A maintenance window is a period of time during which a server will be down in a controlled manner for an administrative task, whether it is replacing some hardware, updating some software that requires a restart, or it may even be due to some operation performed on the network electronics that connects the server.
During these periods of time, we must disable the alarms of the intervened server so that it does not disturb while the tasks are being carried out.
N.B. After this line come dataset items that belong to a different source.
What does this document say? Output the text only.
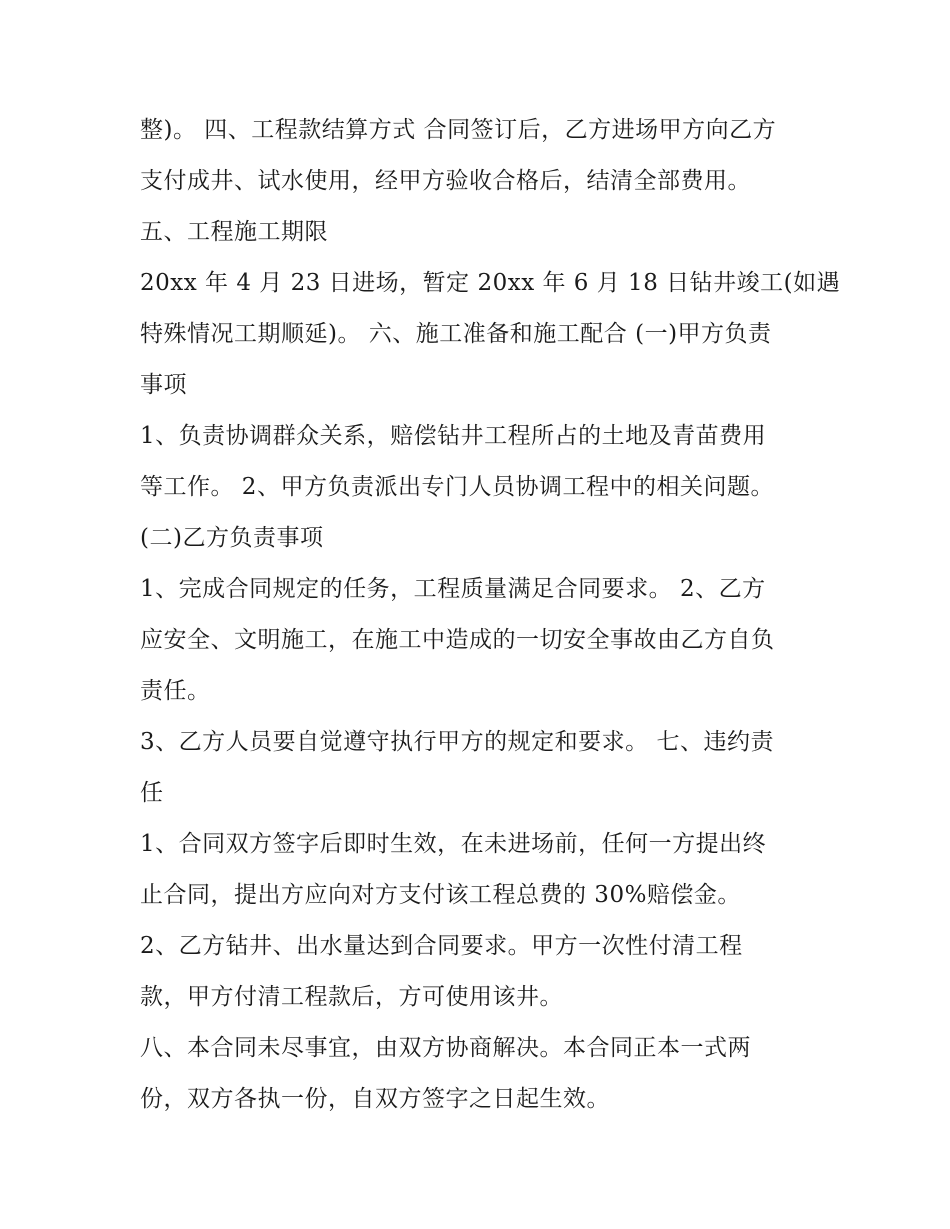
整)。 四、工程款结算方式 合同签订后，乙方进场甲方向乙方
支付成井、试水使用，经甲方验收合格后，结清全部费用。
五、工程施工期限
20xx 年 4 月 23 日进场，暂定 20xx 年 6 月 18 日钻井竣工(如遇
特殊情况工期顺延)。 六、施工准备和施工配合 (一)甲方负责
事项
1、负责协调群众关系，赔偿钻井工程所占的土地及青苗费用
等工作。 2、甲方负责派出专门人员协调工程中的相关问题。
(二)乙方负责事项
1、完成合同规定的任务，工程质量满足合同要求。 2、乙方
应安全、文明施工，在施工中造成的一切安全事故由乙方自负
责任。
3、乙方人员要自觉遵守执行甲方的规定和要求。 七、违约责
任
1、合同双方签字后即时生效，在未进场前，任何一方提出终
止合同，提出方应向对方支付该工程总费的 30%赔偿金。
2、乙方钻井、出水量达到合同要求。甲方一次性付清工程
款，甲方付清工程款后，方可使用该井。
八、本合同未尽事宜，由双方协商解决。本合同正本一式两
份，双方各执一份，自双方签字之日起生效。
In this article, we will program a small script to generate such maintenance windows in AlertManager quickly and easily.
The script in question is as follows:
#!/usr/bin/env bash
# https://github.com/prometheus/alertmanager/blob/master/api/v2/openapi.yaml
if [ "$#" -ne 2 ]; then
echo "ERROR: Instance and manteinance window time in minutes must be indicated!"
exit
fi
URL='http://pmm.alfaexploit.com:9093/api/v2/silences'
USERNAME='admin'
PASSWORD='XXXXX'
SERVER=$1
# Convert to seconds
MANTEINANCE_WINDOW=$(($2 * 60))
#echo MANTEINANCE_WINDOW: $MANTEINANCE_WINDOW's'
uname -a|grep FreeBSD 1>/dev/null
if [ $? -eq 0 ]; then
OS=FREEBSD
else
OS=LINUX
fi
currentEpochDate=$(date +%s)
if [ $OS == "FREEBSD" ]; then
startsAt=$(date -u -r $currentEpochDate +%Y-%m-%dT%H:%M:%S)
else
startsAt=$(date -u -d @$currentEpochDate +%Y-%m-%dT%H:%M:%S)
fi
echo "startsAt-UTC: $startsAt"
finalEpochDate=$((currentEpochDate + MANTEINANCE_WINDOW))
if [ $OS == "FREEBSD" ]; then
endsAt=$(date -u -r $finalEpochDate +%Y-%m-%dT%H:%M:%S)
else
endsAt=$(date -u -d @$finalEpochDate +%Y-%m-%dT%H:%M:%S)
fi
echo "endsAt-UTC: $endsAt"
curl -sS -H "Content-Type: application/json" -u $USERNAME:$PASSWORD $URL -X POST -d '{"comment": "Kr0m-manteinanceWindow","createdBy": "Kr0m-manteinanceWindow","startsAt": "'"$startsAt"'", "endsAt": "'"$endsAt"'","matchers": [{"isRegex": false,"name": "instance","value": "'"$SERVER"'"}]}'
We assign the necessary permissions:
We try to generate a 2-hour maintenance silence:
startsAt-UTC: 2020-11-21T10:21:31
endsAt-UTC: 2020-11-21T12:21:31
{"silenceID":"1288e299-096c-419a-8285-5f5bbec2ceae"}
If we access the AlertManager interface, we can see the silence:
http://pmm.alfaexploit.com:9093/#/alerts
We can see the 2-hour maintenance in the details:
“When we finish with the maintenance tasks, we simply need to expire the silence by pressing the Expire button.”